Por eso nunca he creído en imprimir las así llamadas oraciones pastorales. Claro que esto abarca temas mucho más amplios en los que no vamos a entrar ahora. Simplemente planteo el problema para que lo examinen. Yo sugeriría, sin embargo, que el principio rector es que todo el ser de la persona que ora debería concentrarse en Dios, debería centrarse en Él, y olvidar todo lo demás. En lugar de desear que la gente nos agradezca las llamadas oraciones hermosas, deberíamos más bien sentirnos inquietos cuando lo hacen. La oración pública debería ser tal que las personas que están orando en silencio y el que está pronunciando en voz alta las palabras, deberían dejar de estar conscientes el uno del otro, y ser conducidos en alas de la oración hasta la presencia misma de Dios. Creo que si comparásemos y contrastáramos los siglos XVIII y XIX a este respecto, veríamos lo que quiero decir. No tenemos muchas oraciones que nos hayan quedado de los grandes evangelistas del siglo XVIII; pero poseemos muchas de las oraciones populares de los llamados gigantes del pulpito del siglo XIX. No estoy del todo seguro, pero quizá esto indique que se había producido un cambio en la vida de la iglesia cristiana, cambio que ha conducido a la actual falta de espiritualidad y al estado actual de la iglesia cristiana en general. La iglesia se había convertido en una entidad digna, educada, refinada, y los que venían a dar culto en ella inconscientemente se ocupaban de sí mismos olvidando que estaban en comunión con el Dios vivo. Es algo muy sutil.
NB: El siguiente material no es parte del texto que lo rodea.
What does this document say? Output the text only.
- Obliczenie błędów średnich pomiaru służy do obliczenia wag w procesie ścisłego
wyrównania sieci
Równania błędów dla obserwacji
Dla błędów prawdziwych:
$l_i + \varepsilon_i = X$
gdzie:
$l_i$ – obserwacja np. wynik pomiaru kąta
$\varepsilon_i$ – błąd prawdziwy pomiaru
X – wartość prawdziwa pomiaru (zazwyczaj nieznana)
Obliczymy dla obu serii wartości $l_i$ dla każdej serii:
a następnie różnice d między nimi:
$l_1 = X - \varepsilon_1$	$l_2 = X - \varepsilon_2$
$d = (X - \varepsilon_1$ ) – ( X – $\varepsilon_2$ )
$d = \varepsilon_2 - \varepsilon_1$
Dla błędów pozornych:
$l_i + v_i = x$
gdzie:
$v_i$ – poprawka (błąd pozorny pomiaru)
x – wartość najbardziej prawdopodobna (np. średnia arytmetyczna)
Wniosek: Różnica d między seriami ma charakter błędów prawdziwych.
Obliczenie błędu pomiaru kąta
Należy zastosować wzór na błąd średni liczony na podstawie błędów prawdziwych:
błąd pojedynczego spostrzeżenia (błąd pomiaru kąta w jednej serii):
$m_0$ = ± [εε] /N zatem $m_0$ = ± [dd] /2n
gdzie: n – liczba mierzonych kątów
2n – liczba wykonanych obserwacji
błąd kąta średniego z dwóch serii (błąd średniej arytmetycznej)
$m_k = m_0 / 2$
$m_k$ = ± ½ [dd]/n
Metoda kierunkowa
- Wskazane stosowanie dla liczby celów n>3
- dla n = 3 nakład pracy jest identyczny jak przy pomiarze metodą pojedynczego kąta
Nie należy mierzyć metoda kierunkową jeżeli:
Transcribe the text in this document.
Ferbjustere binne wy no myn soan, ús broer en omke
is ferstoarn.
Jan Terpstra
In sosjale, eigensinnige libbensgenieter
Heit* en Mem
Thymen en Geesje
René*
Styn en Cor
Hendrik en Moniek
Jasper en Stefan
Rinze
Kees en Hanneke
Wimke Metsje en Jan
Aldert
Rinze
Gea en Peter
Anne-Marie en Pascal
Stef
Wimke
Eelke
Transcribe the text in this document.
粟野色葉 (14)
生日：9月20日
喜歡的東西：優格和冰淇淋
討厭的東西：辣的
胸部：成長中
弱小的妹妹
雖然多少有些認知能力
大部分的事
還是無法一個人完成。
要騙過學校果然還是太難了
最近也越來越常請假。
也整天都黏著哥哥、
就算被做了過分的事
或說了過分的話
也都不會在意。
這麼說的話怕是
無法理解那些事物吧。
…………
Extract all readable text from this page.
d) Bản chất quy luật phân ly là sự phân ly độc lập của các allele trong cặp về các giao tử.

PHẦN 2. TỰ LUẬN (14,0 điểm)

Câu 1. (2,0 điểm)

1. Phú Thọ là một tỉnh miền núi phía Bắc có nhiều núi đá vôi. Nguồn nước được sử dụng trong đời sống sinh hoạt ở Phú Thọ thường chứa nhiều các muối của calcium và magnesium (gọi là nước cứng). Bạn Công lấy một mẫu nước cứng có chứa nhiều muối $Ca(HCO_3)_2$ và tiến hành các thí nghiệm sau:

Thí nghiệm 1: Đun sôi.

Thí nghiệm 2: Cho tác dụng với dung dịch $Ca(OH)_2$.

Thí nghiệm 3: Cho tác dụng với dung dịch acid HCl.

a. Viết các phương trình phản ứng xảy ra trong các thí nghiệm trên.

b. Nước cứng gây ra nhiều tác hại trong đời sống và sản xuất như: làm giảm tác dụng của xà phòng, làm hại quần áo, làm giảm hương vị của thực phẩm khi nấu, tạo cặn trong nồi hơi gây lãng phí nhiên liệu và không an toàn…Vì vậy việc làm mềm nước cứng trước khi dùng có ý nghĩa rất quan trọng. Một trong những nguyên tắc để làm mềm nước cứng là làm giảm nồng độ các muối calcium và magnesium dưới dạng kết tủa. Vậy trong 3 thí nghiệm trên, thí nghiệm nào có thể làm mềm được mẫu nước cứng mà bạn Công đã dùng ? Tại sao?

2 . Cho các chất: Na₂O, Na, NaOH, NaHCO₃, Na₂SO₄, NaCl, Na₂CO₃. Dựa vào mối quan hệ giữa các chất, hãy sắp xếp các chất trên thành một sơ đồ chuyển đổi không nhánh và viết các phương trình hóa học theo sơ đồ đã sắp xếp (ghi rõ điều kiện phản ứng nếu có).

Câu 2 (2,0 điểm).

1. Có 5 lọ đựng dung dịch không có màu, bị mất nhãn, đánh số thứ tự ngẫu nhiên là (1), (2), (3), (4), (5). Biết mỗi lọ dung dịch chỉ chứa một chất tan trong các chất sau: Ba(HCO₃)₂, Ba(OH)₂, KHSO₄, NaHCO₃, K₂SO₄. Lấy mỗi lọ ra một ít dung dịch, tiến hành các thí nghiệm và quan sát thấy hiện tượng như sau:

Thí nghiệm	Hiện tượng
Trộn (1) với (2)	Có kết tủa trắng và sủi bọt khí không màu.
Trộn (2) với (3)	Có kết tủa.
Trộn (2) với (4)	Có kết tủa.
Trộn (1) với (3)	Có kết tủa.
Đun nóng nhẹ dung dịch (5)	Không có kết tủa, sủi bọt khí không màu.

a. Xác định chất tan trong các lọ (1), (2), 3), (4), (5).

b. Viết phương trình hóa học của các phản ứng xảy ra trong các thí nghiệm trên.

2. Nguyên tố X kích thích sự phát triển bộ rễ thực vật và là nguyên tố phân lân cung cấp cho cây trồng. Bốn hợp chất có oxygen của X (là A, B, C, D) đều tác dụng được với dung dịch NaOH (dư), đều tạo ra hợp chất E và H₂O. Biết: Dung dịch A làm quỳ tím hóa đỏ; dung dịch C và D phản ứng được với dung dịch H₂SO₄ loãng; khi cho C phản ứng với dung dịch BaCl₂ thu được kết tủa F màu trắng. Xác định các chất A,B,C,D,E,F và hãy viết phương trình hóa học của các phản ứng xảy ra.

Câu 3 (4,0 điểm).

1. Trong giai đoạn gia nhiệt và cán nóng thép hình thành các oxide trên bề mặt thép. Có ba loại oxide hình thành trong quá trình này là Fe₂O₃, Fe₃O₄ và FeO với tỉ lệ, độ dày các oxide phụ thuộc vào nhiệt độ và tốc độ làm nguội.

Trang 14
El segundo problema en relación con este enfoque equivocado surge cuando tendemos a concentrarnos en la forma de la oración, o en la cantidad de tiempo pasado en oración. «Y orando —dice— no uséis vanas repeticiones, como los gentiles, que piensan que por su palabrería serán oídos.» Todos sabemos lo que quiere decir este término ‘vanas repeticiones.’ Todavía se practica en muchos países orientales donde tienen ruedas de oración. La misma tendencia se muestra también en el catolicismo, en llevar la cuenta del rosario. Pero también esto nos puede ocurrir a nosotros en una forma mucho más imperceptible. Hay personas que a menudo dan gran importancia a dedicar un tiempo determinado a la oración. En cierto sentido es bueno reservar determinado tiempo para orar; pero si lo que nos preocupa es ante todo orar durante ese tiempo determinado, y no el hecho de orar, más valdría que no lo hiciéramos. Fácilmente podemos caer en el hábito de seguir una rutina y olvidarnos de lo que en realidad estamos haciendo. Como los mahometanos, que a ciertas horas del día se postran de rodillas; también muchas personas que tienen un tiempo determinado para orar, acuden a Dios en ese momento específico, y a menudo se incomodan si alguien trata de impedírselo. Deben ponerse a orar a esa hora tan específica. Mirándolo objetivamente, ¡qué necio es esto! También que cada uno se examine al respecto.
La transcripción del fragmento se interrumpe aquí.